Written by Peter Pearsall/Photo by Peter Pearsall

At Malheur Refuge in spring, summer and fall, cedar waxwings are commonly observed giving their high-pitched trilling calls, flocking from tree to tree in search of ripening fruit or sallying from perches to capture insects. With their subtly tinted plumage, rakish eye mask and crest, and often confiding nature, these gregarious birds are a welcome, if commonplace, wildlife sighting in Harney County.

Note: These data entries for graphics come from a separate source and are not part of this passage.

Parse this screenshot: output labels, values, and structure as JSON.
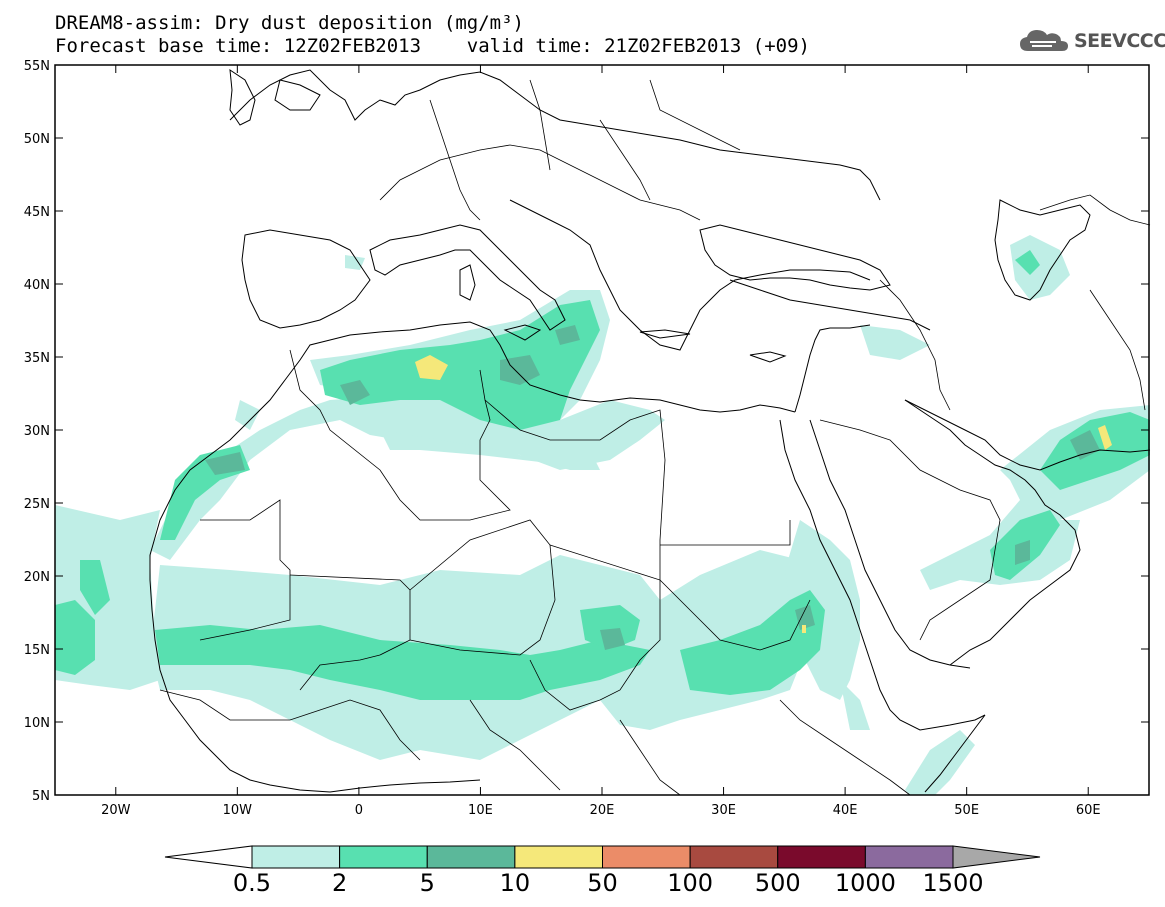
{
  "title": {
    "line1": "DREAM8-assim: Dry dust deposition (mg/m³)",
    "line2": "Forecast base time: 12Z02FEB2013    valid time: 21Z02FEB2013 (+09)"
  },
  "logo": {
    "text": "SEEVCCC",
    "icon": "cloud-icon"
  },
  "map": {
    "lon_range": [
      -25,
      65
    ],
    "lat_range": [
      5,
      55
    ],
    "lat_ticks": [
      "55N",
      "50N",
      "45N",
      "40N",
      "35N",
      "30N",
      "25N",
      "20N",
      "15N",
      "10N",
      "5N"
    ],
    "lon_ticks": [
      "20W",
      "10W",
      "0",
      "10E",
      "20E",
      "30E",
      "40E",
      "50E",
      "60E"
    ],
    "colors": {
      "land_lines": "#000000",
      "background": "#ffffff"
    }
  },
  "colorbar": {
    "levels": [
      "0.5",
      "2",
      "5",
      "10",
      "50",
      "100",
      "500",
      "1000",
      "1500"
    ],
    "colors": [
      "#ffffff",
      "#bfeee6",
      "#58e0b0",
      "#5bb89a",
      "#f5e87a",
      "#eb8c68",
      "#a84a40",
      "#7a0a2c",
      "#8b6a9e",
      "#a8a8a8"
    ]
  }
}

But in winter, long after the cedar waxwings have departed south, the Refuge is occasionally host to another, less common waxwing, a wide-ranging species of North America and Eurasia: the Bohemian waxwing. Larger and deeper-voiced than cedar waxwings, with brown-accented plumage rather than yellow, Bohemian waxwings breed in the spruce-dominated northern forests of Canada, Alaska and across Eurasia. Large, garrulous flocks of this species are highly mobile in winter, roving constantly about for berries and other fruit. This itinerant, free-wheeling behavior gives these birds their “bohemian” moniker.  

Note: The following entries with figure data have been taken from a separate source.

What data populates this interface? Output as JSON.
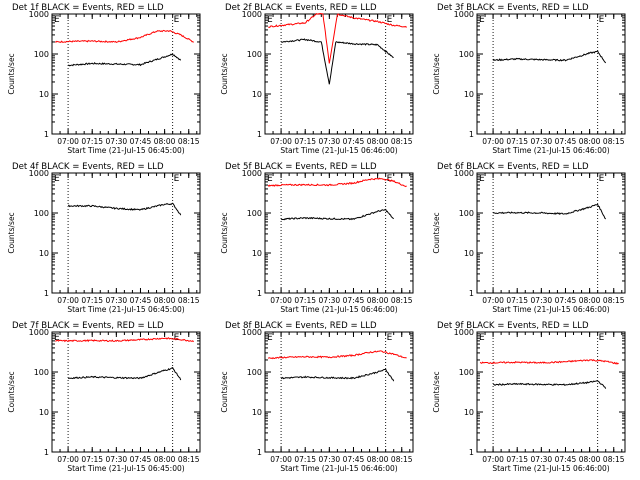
{
  "layout": "3x3",
  "chart_data": [
    {
      "type": "line",
      "title": "Det 1f BLACK = Events, RED = LLD",
      "xlabel": "Start Time (21-Jul-15 06:45:00)",
      "ylabel": "Counts/sec",
      "yscale": "log",
      "ylim": [
        1,
        1000
      ],
      "yticks": [
        "1",
        "10",
        "100",
        "1000"
      ],
      "xticks": [
        "07:00",
        "07:15",
        "07:30",
        "07:45",
        "08:00",
        "08:15"
      ],
      "marker_label": "E",
      "vlines": [
        "07:00",
        "08:05"
      ],
      "x_start": "06:52",
      "x_end": "08:15",
      "series": [
        {
          "color": "#000000",
          "x": [
            "07:00",
            "07:15",
            "07:30",
            "07:45",
            "08:00",
            "08:05",
            "08:10"
          ],
          "values": [
            52,
            58,
            56,
            54,
            85,
            100,
            70
          ]
        },
        {
          "color": "#ff0000",
          "x": [
            "06:52",
            "07:00",
            "07:15",
            "07:30",
            "07:45",
            "07:55",
            "08:03",
            "08:10",
            "08:18"
          ],
          "values": [
            200,
            205,
            210,
            200,
            260,
            370,
            380,
            300,
            200
          ]
        }
      ]
    },
    {
      "type": "line",
      "title": "Det 2f BLACK = Events, RED = LLD",
      "xlabel": "Start Time (21-Jul-15 06:46:00)",
      "ylabel": "Counts/sec",
      "yscale": "log",
      "ylim": [
        1,
        1000
      ],
      "yticks": [
        "1",
        "10",
        "100",
        "1000"
      ],
      "xticks": [
        "07:00",
        "07:15",
        "07:30",
        "07:45",
        "08:00",
        "08:15"
      ],
      "marker_label": "E",
      "vlines": [
        "07:00",
        "08:05"
      ],
      "x_start": "06:52",
      "x_end": "08:15",
      "series": [
        {
          "color": "#000000",
          "x": [
            "07:00",
            "07:15",
            "07:25",
            "07:30",
            "07:34",
            "07:45",
            "08:00",
            "08:10"
          ],
          "values": [
            200,
            230,
            200,
            18,
            200,
            180,
            170,
            80
          ]
        },
        {
          "color": "#ff0000",
          "x": [
            "06:52",
            "07:00",
            "07:15",
            "07:22",
            "07:26",
            "07:30",
            "07:35",
            "07:45",
            "08:00",
            "08:10",
            "08:18"
          ],
          "values": [
            480,
            520,
            600,
            1000,
            1000,
            60,
            1000,
            800,
            650,
            520,
            480
          ]
        }
      ]
    },
    {
      "type": "line",
      "title": "Det 3f BLACK = Events, RED = LLD",
      "xlabel": "Start Time (21-Jul-15 06:46:00)",
      "ylabel": "Counts/sec",
      "yscale": "log",
      "ylim": [
        1,
        1000
      ],
      "yticks": [
        "1",
        "10",
        "100",
        "1000"
      ],
      "xticks": [
        "07:00",
        "07:15",
        "07:30",
        "07:45",
        "08:00",
        "08:15"
      ],
      "marker_label": "E",
      "vlines": [
        "07:00",
        "08:05"
      ],
      "x_start": "06:52",
      "x_end": "08:15",
      "series": [
        {
          "color": "#000000",
          "x": [
            "07:00",
            "07:15",
            "07:30",
            "07:45",
            "08:00",
            "08:05",
            "08:10"
          ],
          "values": [
            70,
            75,
            72,
            70,
            105,
            115,
            60
          ]
        }
      ]
    },
    {
      "type": "line",
      "title": "Det 4f BLACK = Events, RED = LLD",
      "xlabel": "Start Time (21-Jul-15 06:45:00)",
      "ylabel": "Counts/sec",
      "yscale": "log",
      "ylim": [
        1,
        1000
      ],
      "yticks": [
        "1",
        "10",
        "100",
        "1000"
      ],
      "xticks": [
        "07:00",
        "07:15",
        "07:30",
        "07:45",
        "08:00",
        "08:15"
      ],
      "marker_label": "E",
      "vlines": [
        "07:00",
        "08:05"
      ],
      "x_start": "06:52",
      "x_end": "08:15",
      "series": [
        {
          "color": "#000000",
          "x": [
            "07:00",
            "07:15",
            "07:30",
            "07:45",
            "08:00",
            "08:05",
            "08:10"
          ],
          "values": [
            150,
            150,
            130,
            120,
            165,
            170,
            90
          ]
        }
      ]
    },
    {
      "type": "line",
      "title": "Det 5f BLACK = Events, RED = LLD",
      "xlabel": "Start Time (21-Jul-15 06:46:00)",
      "ylabel": "Counts/sec",
      "yscale": "log",
      "ylim": [
        1,
        1000
      ],
      "yticks": [
        "1",
        "10",
        "100",
        "1000"
      ],
      "xticks": [
        "07:00",
        "07:15",
        "07:30",
        "07:45",
        "08:00",
        "08:15"
      ],
      "marker_label": "E",
      "vlines": [
        "07:00",
        "08:05"
      ],
      "x_start": "06:52",
      "x_end": "08:15",
      "series": [
        {
          "color": "#000000",
          "x": [
            "07:00",
            "07:15",
            "07:30",
            "07:45",
            "08:00",
            "08:05",
            "08:10"
          ],
          "values": [
            70,
            75,
            72,
            70,
            110,
            120,
            70
          ]
        },
        {
          "color": "#ff0000",
          "x": [
            "06:52",
            "07:00",
            "07:15",
            "07:30",
            "07:45",
            "07:55",
            "08:03",
            "08:10",
            "08:18"
          ],
          "values": [
            480,
            500,
            510,
            500,
            560,
            700,
            720,
            620,
            460
          ]
        }
      ]
    },
    {
      "type": "line",
      "title": "Det 6f BLACK = Events, RED = LLD",
      "xlabel": "Start Time (21-Jul-15 06:46:00)",
      "ylabel": "Counts/sec",
      "yscale": "log",
      "ylim": [
        1,
        1000
      ],
      "yticks": [
        "1",
        "10",
        "100",
        "1000"
      ],
      "xticks": [
        "07:00",
        "07:15",
        "07:30",
        "07:45",
        "08:00",
        "08:15"
      ],
      "marker_label": "E",
      "vlines": [
        "07:00",
        "08:05"
      ],
      "x_start": "06:52",
      "x_end": "08:15",
      "series": [
        {
          "color": "#000000",
          "x": [
            "07:00",
            "07:15",
            "07:30",
            "07:45",
            "08:00",
            "08:05",
            "08:10"
          ],
          "values": [
            100,
            102,
            100,
            95,
            140,
            165,
            70
          ]
        }
      ]
    },
    {
      "type": "line",
      "title": "Det 7f BLACK = Events, RED = LLD",
      "xlabel": "Start Time (21-Jul-15 06:45:00)",
      "ylabel": "Counts/sec",
      "yscale": "log",
      "ylim": [
        1,
        1000
      ],
      "yticks": [
        "1",
        "10",
        "100",
        "1000"
      ],
      "xticks": [
        "07:00",
        "07:15",
        "07:30",
        "07:45",
        "08:00",
        "08:15"
      ],
      "marker_label": "E",
      "vlines": [
        "07:00",
        "08:05"
      ],
      "x_start": "06:52",
      "x_end": "08:15",
      "series": [
        {
          "color": "#000000",
          "x": [
            "07:00",
            "07:15",
            "07:30",
            "07:45",
            "08:00",
            "08:05",
            "08:10"
          ],
          "values": [
            70,
            75,
            72,
            70,
            110,
            125,
            65
          ]
        },
        {
          "color": "#ff0000",
          "x": [
            "06:52",
            "07:00",
            "07:15",
            "07:30",
            "07:45",
            "08:00",
            "08:10",
            "08:18"
          ],
          "values": [
            600,
            600,
            610,
            600,
            640,
            700,
            650,
            590
          ]
        }
      ]
    },
    {
      "type": "line",
      "title": "Det 8f BLACK = Events, RED = LLD",
      "xlabel": "Start Time (21-Jul-15 06:46:00)",
      "ylabel": "Counts/sec",
      "yscale": "log",
      "ylim": [
        1,
        1000
      ],
      "yticks": [
        "1",
        "10",
        "100",
        "1000"
      ],
      "xticks": [
        "07:00",
        "07:15",
        "07:30",
        "07:45",
        "08:00",
        "08:15"
      ],
      "marker_label": "E",
      "vlines": [
        "07:00",
        "08:05"
      ],
      "x_start": "06:52",
      "x_end": "08:15",
      "series": [
        {
          "color": "#000000",
          "x": [
            "07:00",
            "07:15",
            "07:30",
            "07:45",
            "08:00",
            "08:05",
            "08:10"
          ],
          "values": [
            70,
            75,
            72,
            70,
            100,
            115,
            60
          ]
        },
        {
          "color": "#ff0000",
          "x": [
            "06:52",
            "07:00",
            "07:15",
            "07:30",
            "07:45",
            "07:55",
            "08:02",
            "08:10",
            "08:18"
          ],
          "values": [
            220,
            230,
            240,
            235,
            260,
            310,
            330,
            280,
            220
          ]
        }
      ]
    },
    {
      "type": "line",
      "title": "Det 9f BLACK = Events, RED = LLD",
      "xlabel": "Start Time (21-Jul-15 06:46:00)",
      "ylabel": "Counts/sec",
      "yscale": "log",
      "ylim": [
        1,
        1000
      ],
      "yticks": [
        "1",
        "10",
        "100",
        "1000"
      ],
      "xticks": [
        "07:00",
        "07:15",
        "07:30",
        "07:45",
        "08:00",
        "08:15"
      ],
      "marker_label": "E",
      "vlines": [
        "07:00",
        "08:05"
      ],
      "x_start": "06:52",
      "x_end": "08:15",
      "series": [
        {
          "color": "#000000",
          "x": [
            "07:00",
            "07:15",
            "07:30",
            "07:45",
            "08:00",
            "08:05",
            "08:10"
          ],
          "values": [
            48,
            50,
            49,
            48,
            55,
            60,
            40
          ]
        },
        {
          "color": "#ff0000",
          "x": [
            "06:52",
            "07:00",
            "07:15",
            "07:30",
            "07:45",
            "08:00",
            "08:10",
            "08:18"
          ],
          "values": [
            170,
            170,
            175,
            170,
            180,
            200,
            185,
            160
          ]
        }
      ]
    }
  ]
}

The other part of their name refers to the fact that both cedar and Bohemian waxwings sport distinctive red-to-orange waxy tips on the ends of their secondary flight feathers. These tips, which are the flattened ends of feather shafts pigmented by the carotenoid astaxanthin, only occur on adult birds two to three years in age. While their purpose isn’t fully clear, it’s estimated that the waxy tips signal age, maturity and social status to other waxwings in a flock.

During this year’s Harney County Christmas Bird Counts, participants found 11 Bohemian waxwings busily feeding on berries despite below-zero temperatures and dense fog. These birds are adapted to metabolize the ethanol occurring naturally in fermented fruit, but occasionally they will overindulge and become intoxicated or even die from alcohol poisoning!